L'Unità by Ninni Holmqvist

L'Unità by Ninni Holmqvist

autore:Ninni Holmqvist [Holmqvist, Ninni]
La lingua: ita
Format: epub
editore: Fazi Editore
pubblicato: 2024-03-07T15:45:45+00:00


14

Di tanto in tanto la notte sognavo Jock. Di solito eravamo in spiaggia o tornavamo da lì, stanchi e affamati, io con le guance rosse e fredde, lui con il respiro che gli usciva dalla bocca sotto forma di condensa, ed entravamo in casa, mettevo la legna nel camino, l’accendevo, versavo del cibo per cani nella ciotola di Jock e mi preparavo da mangiare. Ogni volta, nel sogno, le stagioni erano diverse, ma perlopiù era autunno o inverno. Se eravamo sulla spiaggia, lanciavo un bastoncino e, abbaiando felice, Jock correva a prenderlo, poi lo posava davanti ai miei piedi e, dopo avergli fatto i complimenti, raccoglievo nuovamente il legnetto e lo scagliavo. Era come in un film, un loop, ed ero molto contenta e appagata in quei sogni, era come se tutto quello che era davvero importante trovasse spazio in quella sorta di eterno cortometraggio a proiezione continua, come se tutto il resto fosse invece insignificante, piccolo, senza valore. Mi capitava di svegliarmi con la parola “ciclo” che mi girava per la testa e allora mi stiracchiavo, poi strisciavo verso Johannes, ancora addormentato, e lo accarezzavo o semplicemente mi premevo contro di lui fino a quando, mezzo sveglio e con un leggero grugnito, iniziava a toccarmi a tentoni su tutto il corpo e, prima ancora di essere perfettamente desto, mi allargava le gambe e mi penetrava.

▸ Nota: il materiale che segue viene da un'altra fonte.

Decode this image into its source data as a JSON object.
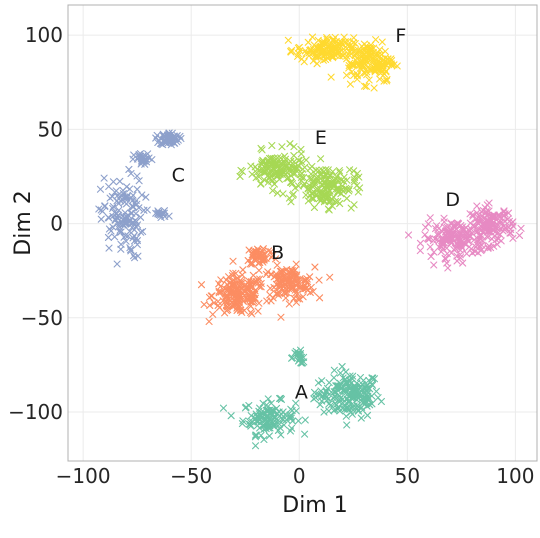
{
  "chart_data": {
    "type": "scatter",
    "title": "",
    "xlabel": "Dim 1",
    "ylabel": "Dim 2",
    "xlim": [
      -107,
      110
    ],
    "ylim": [
      -126,
      116
    ],
    "xticks": [
      -100,
      -50,
      0,
      50,
      100
    ],
    "xtick_labels": [
      "−100",
      "−50",
      "0",
      "50",
      "100"
    ],
    "yticks": [
      -100,
      -50,
      0,
      50,
      100
    ],
    "ytick_labels": [
      "−100",
      "−50",
      "0",
      "50",
      "100"
    ],
    "grid": true,
    "legend": "none",
    "marker": "x",
    "clusters": [
      {
        "label": "A",
        "color": "#66c2a5",
        "label_pos": [
          1,
          -89
        ],
        "blobs": [
          {
            "center": [
              24,
              -91
            ],
            "spread": [
              12,
              11
            ],
            "count": 170
          },
          {
            "center": [
              -14,
              -103
            ],
            "spread": [
              11,
              8
            ],
            "count": 120
          },
          {
            "center": [
              0,
              -71
            ],
            "spread": [
              4,
              3
            ],
            "count": 20
          },
          {
            "center": [
              9,
              -91
            ],
            "spread": [
              3,
              2
            ],
            "count": 10
          }
        ]
      },
      {
        "label": "B",
        "color": "#fc8d62",
        "label_pos": [
          -10,
          -15
        ],
        "blobs": [
          {
            "center": [
              -28,
              -38
            ],
            "spread": [
              11,
              10
            ],
            "count": 170
          },
          {
            "center": [
              -5,
              -32
            ],
            "spread": [
              11,
              8
            ],
            "count": 130
          },
          {
            "center": [
              -18,
              -17
            ],
            "spread": [
              6,
              5
            ],
            "count": 50
          }
        ]
      },
      {
        "label": "C",
        "color": "#8da0cb",
        "label_pos": [
          -56,
          26
        ],
        "blobs": [
          {
            "center": [
              -60,
              45
            ],
            "spread": [
              4,
              3
            ],
            "count": 60
          },
          {
            "center": [
              -82,
              3
            ],
            "spread": [
              9,
              20
            ],
            "count": 130
          },
          {
            "center": [
              -72,
              34
            ],
            "spread": [
              4,
              3
            ],
            "count": 25
          },
          {
            "center": [
              -64,
              5
            ],
            "spread": [
              3,
              2
            ],
            "count": 15
          }
        ]
      },
      {
        "label": "D",
        "color": "#e78ac3",
        "label_pos": [
          71,
          13
        ],
        "blobs": [
          {
            "center": [
              72,
              -8
            ],
            "spread": [
              13,
              9
            ],
            "count": 160
          },
          {
            "center": [
              89,
              -1
            ],
            "spread": [
              9,
              9
            ],
            "count": 130
          }
        ]
      },
      {
        "label": "E",
        "color": "#a6d854",
        "label_pos": [
          10,
          46
        ],
        "blobs": [
          {
            "center": [
              -10,
              28
            ],
            "spread": [
              12,
              9
            ],
            "count": 150
          },
          {
            "center": [
              13,
              20
            ],
            "spread": [
              12,
              10
            ],
            "count": 150
          }
        ]
      },
      {
        "label": "F",
        "color": "#ffd92f",
        "label_pos": [
          47,
          100
        ],
        "blobs": [
          {
            "center": [
              12,
              92
            ],
            "spread": [
              12,
              6
            ],
            "count": 130
          },
          {
            "center": [
              33,
              86
            ],
            "spread": [
              10,
              10
            ],
            "count": 150
          }
        ]
      }
    ]
  }
}
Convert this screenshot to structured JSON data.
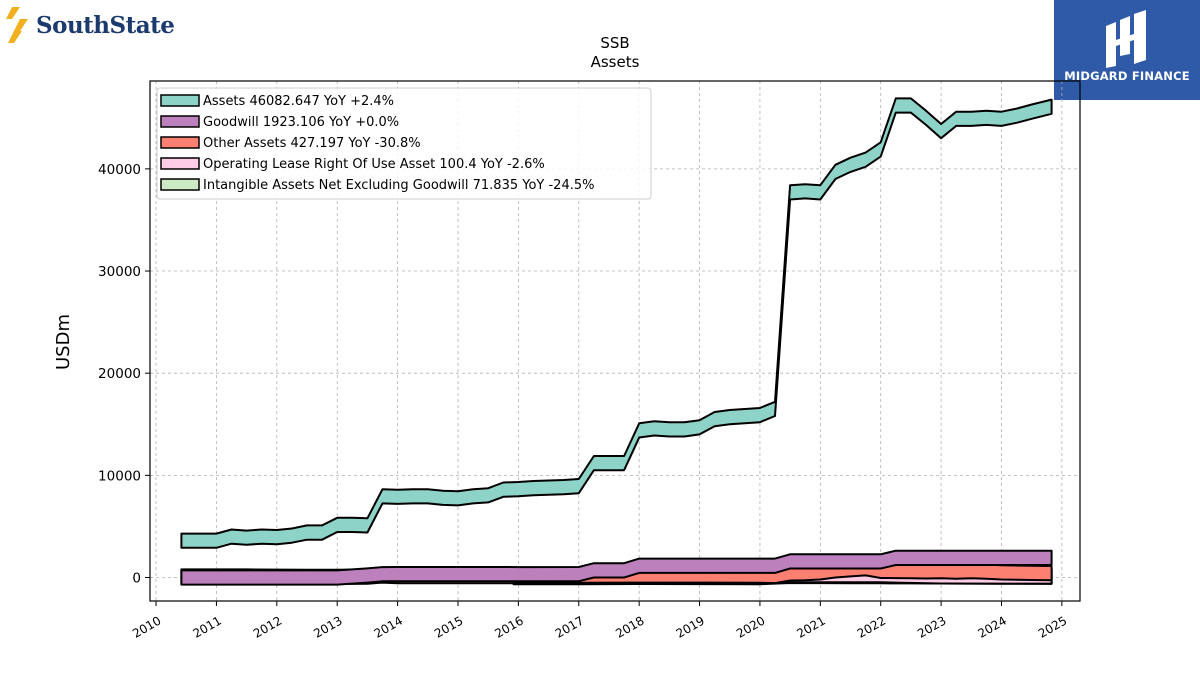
{
  "brand": {
    "name": "SouthState"
  },
  "partner": {
    "name": "MIDGARD FINANCE"
  },
  "chart_data": {
    "type": "area",
    "title": "SSB",
    "subtitle": "Assets",
    "ylabel": "USDm",
    "xlabel": "",
    "xlim": [
      2009.9,
      2025.3
    ],
    "ylim": [
      -2300,
      48600
    ],
    "yticks": [
      0,
      10000,
      20000,
      30000,
      40000
    ],
    "ytick_labels": [
      "0",
      "10000",
      "20000",
      "30000",
      "40000"
    ],
    "xticks": [
      2010,
      2011,
      2012,
      2013,
      2014,
      2015,
      2016,
      2017,
      2018,
      2019,
      2020,
      2021,
      2022,
      2023,
      2024,
      2025
    ],
    "xtick_labels": [
      "2010",
      "2011",
      "2012",
      "2013",
      "2014",
      "2015",
      "2016",
      "2017",
      "2018",
      "2019",
      "2020",
      "2021",
      "2022",
      "2023",
      "2024",
      "2025"
    ],
    "grid": true,
    "legend_position": "top-left",
    "series": [
      {
        "name": "Assets",
        "legend_label": "Assets  46082.647 YoY +2.4%",
        "color": "#8dd3c7",
        "points": [
          [
            2010.42,
            3600
          ],
          [
            2010.67,
            3600
          ],
          [
            2010.92,
            3600
          ],
          [
            2011.0,
            3600
          ],
          [
            2011.25,
            4000
          ],
          [
            2011.5,
            3900
          ],
          [
            2011.75,
            4000
          ],
          [
            2012.0,
            3950
          ],
          [
            2012.25,
            4100
          ],
          [
            2012.5,
            4400
          ],
          [
            2012.75,
            4400
          ],
          [
            2013.0,
            5150
          ],
          [
            2013.25,
            5150
          ],
          [
            2013.5,
            5100
          ],
          [
            2013.75,
            7950
          ],
          [
            2014.0,
            7900
          ],
          [
            2014.25,
            7950
          ],
          [
            2014.5,
            7950
          ],
          [
            2014.75,
            7800
          ],
          [
            2015.0,
            7750
          ],
          [
            2015.25,
            7950
          ],
          [
            2015.5,
            8050
          ],
          [
            2015.75,
            8600
          ],
          [
            2016.0,
            8650
          ],
          [
            2016.25,
            8750
          ],
          [
            2016.5,
            8800
          ],
          [
            2016.75,
            8850
          ],
          [
            2017.0,
            8950
          ],
          [
            2017.25,
            11200
          ],
          [
            2017.5,
            11200
          ],
          [
            2017.75,
            11200
          ],
          [
            2018.0,
            14400
          ],
          [
            2018.25,
            14600
          ],
          [
            2018.5,
            14500
          ],
          [
            2018.75,
            14500
          ],
          [
            2019.0,
            14700
          ],
          [
            2019.25,
            15500
          ],
          [
            2019.5,
            15700
          ],
          [
            2019.75,
            15800
          ],
          [
            2020.0,
            15900
          ],
          [
            2020.25,
            16500
          ],
          [
            2020.5,
            37700
          ],
          [
            2020.75,
            37800
          ],
          [
            2021.0,
            37700
          ],
          [
            2021.25,
            39700
          ],
          [
            2021.5,
            40400
          ],
          [
            2021.75,
            40900
          ],
          [
            2022.0,
            41900
          ],
          [
            2022.25,
            46200
          ],
          [
            2022.5,
            46200
          ],
          [
            2022.75,
            45000
          ],
          [
            2023.0,
            43700
          ],
          [
            2023.25,
            44900
          ],
          [
            2023.5,
            44900
          ],
          [
            2023.75,
            45000
          ],
          [
            2024.0,
            44900
          ],
          [
            2024.25,
            45200
          ],
          [
            2024.5,
            45600
          ],
          [
            2024.83,
            46083
          ]
        ]
      },
      {
        "name": "Goodwill",
        "legend_label": "Goodwill  1923.106 YoY +0.0%",
        "color": "#bc80bd",
        "points": [
          [
            2010.42,
            0
          ],
          [
            2011.0,
            0
          ],
          [
            2012.0,
            0
          ],
          [
            2013.0,
            0
          ],
          [
            2013.5,
            200
          ],
          [
            2013.75,
            320
          ],
          [
            2014.0,
            330
          ],
          [
            2015.0,
            330
          ],
          [
            2015.75,
            330
          ],
          [
            2016.0,
            320
          ],
          [
            2017.0,
            330
          ],
          [
            2017.25,
            700
          ],
          [
            2017.75,
            700
          ],
          [
            2018.0,
            1150
          ],
          [
            2018.5,
            1150
          ],
          [
            2019.0,
            1150
          ],
          [
            2019.5,
            1150
          ],
          [
            2020.0,
            1150
          ],
          [
            2020.25,
            1150
          ],
          [
            2020.5,
            1580
          ],
          [
            2020.75,
            1580
          ],
          [
            2021.0,
            1580
          ],
          [
            2021.5,
            1580
          ],
          [
            2022.0,
            1580
          ],
          [
            2022.25,
            1923
          ],
          [
            2023.0,
            1923
          ],
          [
            2024.0,
            1923
          ],
          [
            2024.83,
            1923
          ]
        ]
      },
      {
        "name": "Other Assets",
        "legend_label": "Other Assets  427.197 YoY -30.8%",
        "color": "#fb8072",
        "points": [
          [
            2010.42,
            100
          ],
          [
            2011.0,
            100
          ],
          [
            2011.5,
            100
          ],
          [
            2012.0,
            80
          ],
          [
            2012.5,
            70
          ],
          [
            2013.0,
            60
          ],
          [
            2013.5,
            90
          ],
          [
            2013.75,
            200
          ],
          [
            2014.0,
            140
          ],
          [
            2014.5,
            140
          ],
          [
            2015.0,
            140
          ],
          [
            2015.5,
            140
          ],
          [
            2015.92,
            140
          ],
          [
            2016.0,
            200
          ],
          [
            2017.0,
            190
          ],
          [
            2018.0,
            200
          ],
          [
            2019.0,
            200
          ],
          [
            2020.0,
            180
          ],
          [
            2020.25,
            150
          ],
          [
            2020.5,
            400
          ],
          [
            2020.75,
            420
          ],
          [
            2021.0,
            500
          ],
          [
            2021.25,
            700
          ],
          [
            2021.5,
            800
          ],
          [
            2021.75,
            900
          ],
          [
            2022.0,
            650
          ],
          [
            2022.25,
            640
          ],
          [
            2022.5,
            620
          ],
          [
            2022.75,
            600
          ],
          [
            2023.0,
            620
          ],
          [
            2023.25,
            580
          ],
          [
            2023.5,
            620
          ],
          [
            2023.75,
            580
          ],
          [
            2024.0,
            500
          ],
          [
            2024.5,
            450
          ],
          [
            2024.83,
            427
          ]
        ]
      },
      {
        "name": "Operating Lease Right Of Use Asset",
        "legend_label": "Operating Lease Right Of Use Asset  100.4 YoY -2.6%",
        "color": "#fccde5",
        "points": [
          [
            2019.0,
            110
          ],
          [
            2019.5,
            110
          ],
          [
            2020.0,
            110
          ],
          [
            2020.5,
            230
          ],
          [
            2021.0,
            240
          ],
          [
            2022.0,
            230
          ],
          [
            2023.0,
            110
          ],
          [
            2024.0,
            103
          ],
          [
            2024.83,
            100
          ]
        ]
      },
      {
        "name": "Intangible Assets Net Excluding Goodwill",
        "legend_label": "Intangible Assets Net Excluding Goodwill  71.835 YoY -24.5%",
        "color": "#ccebc5",
        "points": [
          [
            2015.92,
            30
          ],
          [
            2016.5,
            30
          ],
          [
            2017.0,
            30
          ],
          [
            2017.5,
            50
          ],
          [
            2018.0,
            60
          ],
          [
            2019.0,
            50
          ],
          [
            2020.0,
            40
          ],
          [
            2020.5,
            160
          ],
          [
            2021.0,
            150
          ],
          [
            2021.5,
            140
          ],
          [
            2022.0,
            130
          ],
          [
            2022.5,
            120
          ],
          [
            2023.0,
            105
          ],
          [
            2023.5,
            95
          ],
          [
            2024.0,
            85
          ],
          [
            2024.83,
            72
          ]
        ]
      }
    ]
  }
}
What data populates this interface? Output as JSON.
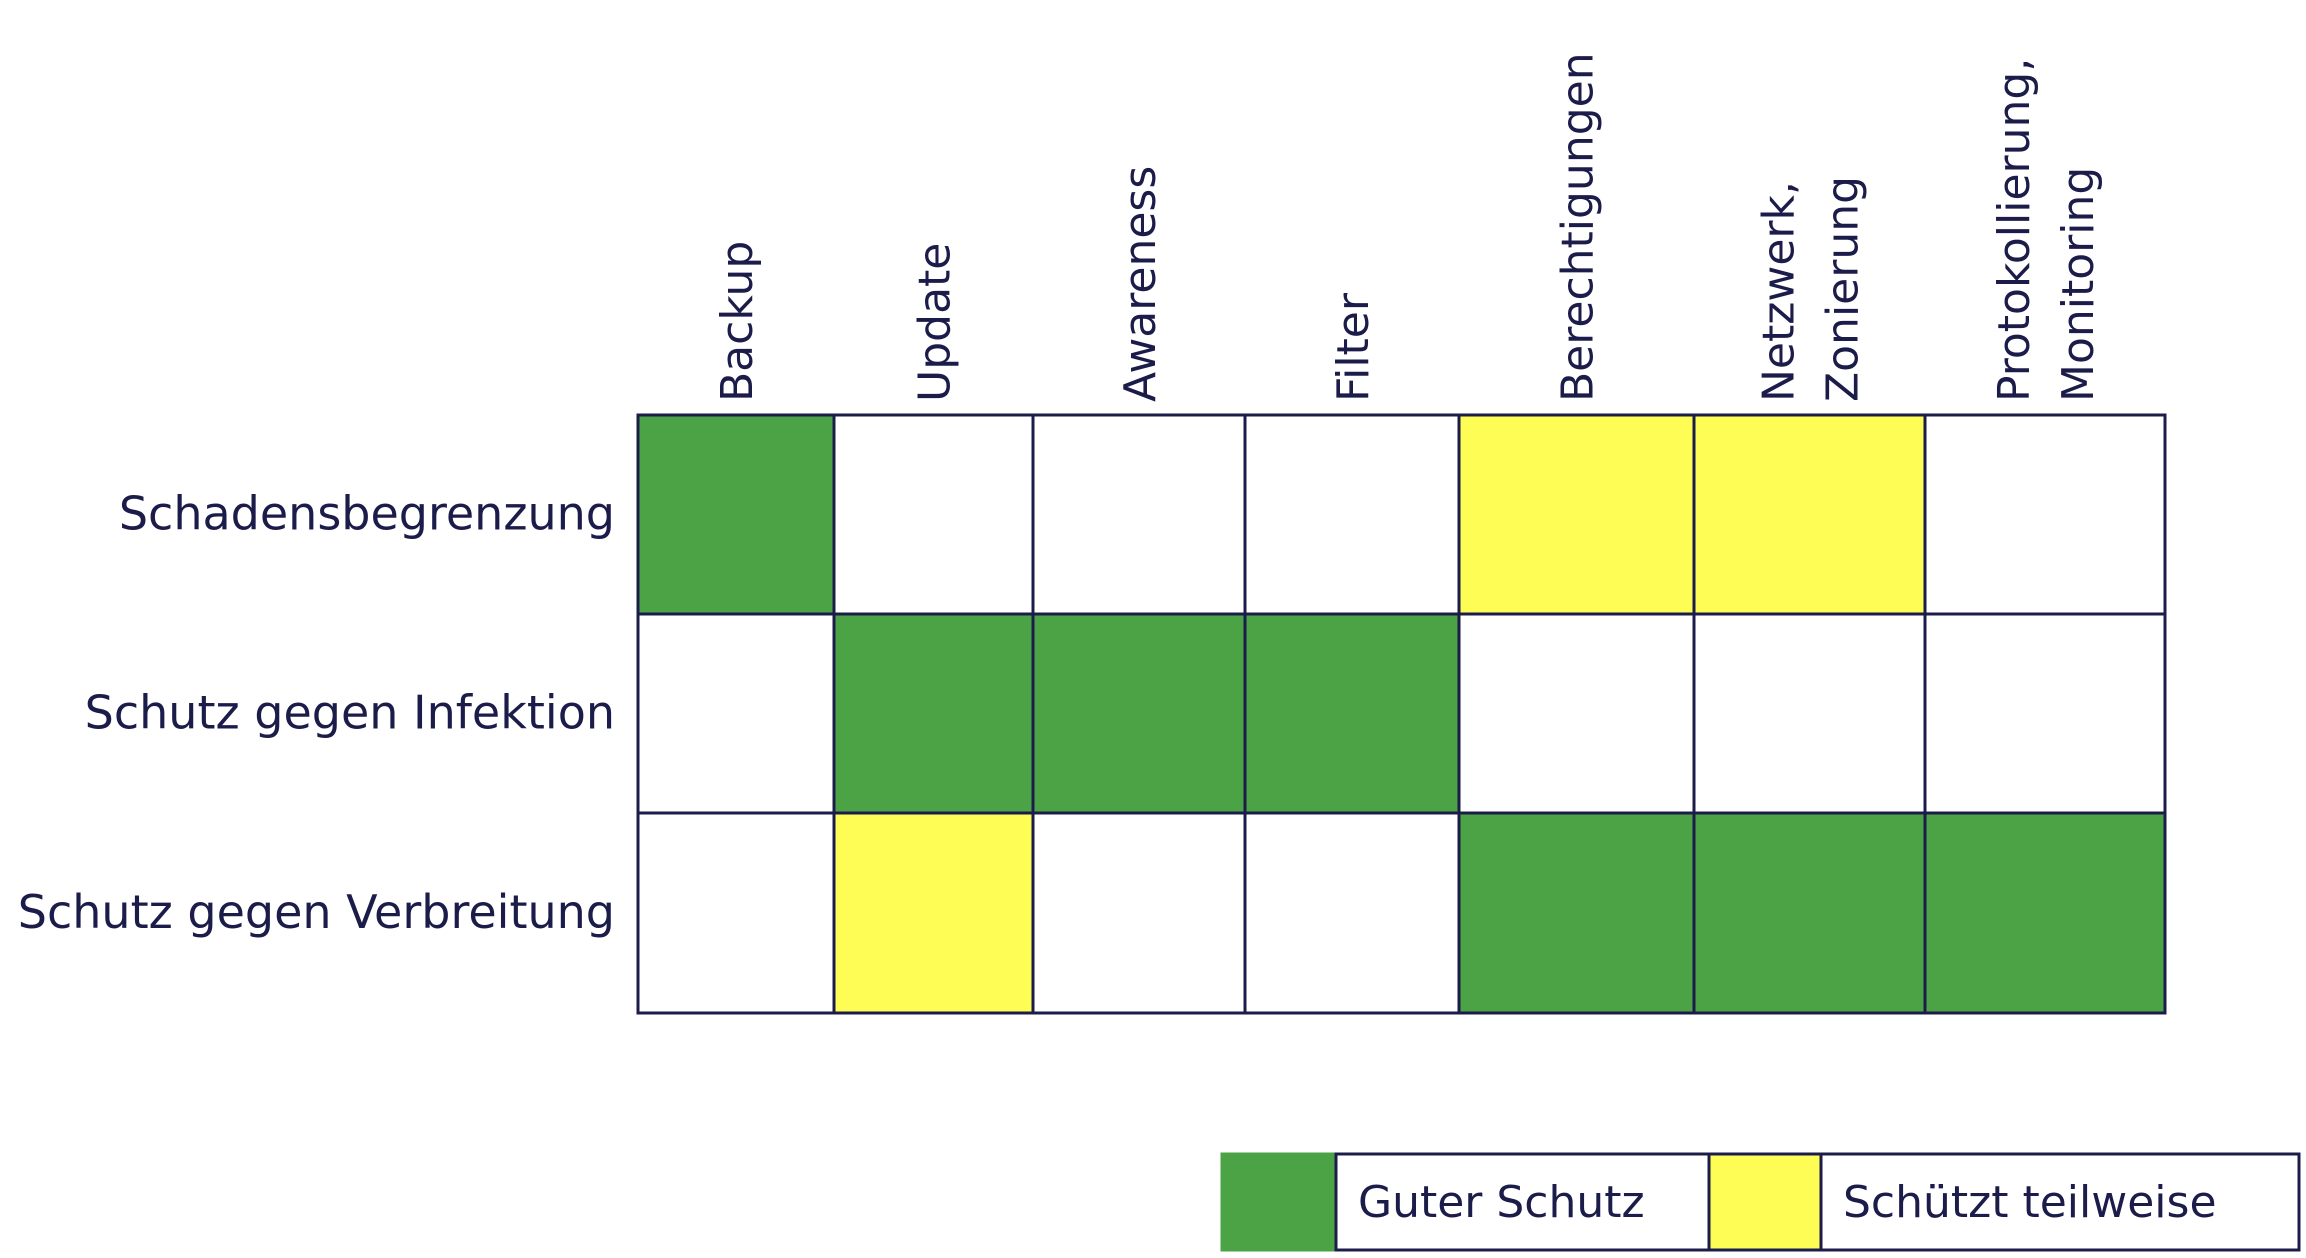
{
  "chart_data": {
    "type": "heatmap",
    "title": "",
    "columns": [
      [
        "Backup"
      ],
      [
        "Update"
      ],
      [
        "Awareness"
      ],
      [
        "Filter"
      ],
      [
        "Berechtigungen"
      ],
      [
        "Netzwerk,",
        "Zonierung"
      ],
      [
        "Protokollierung,",
        "Monitoring"
      ]
    ],
    "rows": [
      "Schadensbegrenzung",
      "Schutz gegen Infektion",
      "Schutz gegen Verbreitung"
    ],
    "values": [
      [
        "good",
        "none",
        "none",
        "none",
        "partial",
        "partial",
        "none"
      ],
      [
        "none",
        "good",
        "good",
        "good",
        "none",
        "none",
        "none"
      ],
      [
        "none",
        "partial",
        "none",
        "none",
        "good",
        "good",
        "good"
      ]
    ],
    "legend": [
      {
        "key": "good",
        "label": "Guter Schutz",
        "color": "#4ca346"
      },
      {
        "key": "partial",
        "label": "Schützt teilweise",
        "color": "#fdfd55"
      }
    ],
    "colors": {
      "none": "#ffffff",
      "border": "#1c1c4a",
      "text": "#1c1c4a"
    }
  }
}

La notte dopo che Elsa mi aveva raccontato cos’era successo a Siv, sognai di nuovo la scena della spiaggia. Però, questa volta, il sogno era insolitamente intenso, insolitamente chiaro e distinto nei colori e nei contrasti, quasi una pellicola in technicolor, e i suoni prodotti dalle onde, dal vento, dai gabbiani, dalle sterne, dagli aironi e da Jock erano perfettamente distinguibili. Potevo persino sentire l’odore del mare e delle alghe.

Come sempre, durante il sogno ero felice, ma quando mi svegliai, ebbi la sensazione che stavo andando in pezzi, che mi stavo crepando interiormente, che mi stavo frantumando piano piano. Il cuore raschiava e gemeva come un motore freddo e difficile da avviare, sentivo un formicolio sotto la pelle che mi impediva di elaborare un solo pensiero nitido, era come se tutti quanti si fossero schiantati proprio quando cominciavano a prendere forma.

Quel giorno non conclusi molto. Dopo che Johannes era tornato a casa per scrivere – contro la sua volontà, perché ovviamente si era accorto che non stavo bene, ma gli avevo detto che dovevo lavorare –, rimasi seduta a lungo, prima a letto con il bloc-notes appoggiato sulle ginocchia, poi davanti al computer, senza riuscire a scrivere neanche una sillaba.

Alle undici del mattino mi arresi, mi lavai, mi vestii e uscii. Vagai inquieta lungo i corridoi e i sentieri del giardino d’inverno, poi percorsi l’intero Cammino Atrium, prima di tornare nuovamente nel giardino, questa volta nella parte dedicata a Monet. Eppure mi sentivo soffocare, mi sentivo intrappolata, quasi come se lì dentro mi stesse venendo un attacco di claustrofobia. Così feci marcia indietro e uscii dal passaggio più vicino, feci un altro mezzo giro lungo il Cammino Atrium fino a quando, arrivata alla galleria, salii le scale per raggiungere la Terrazza.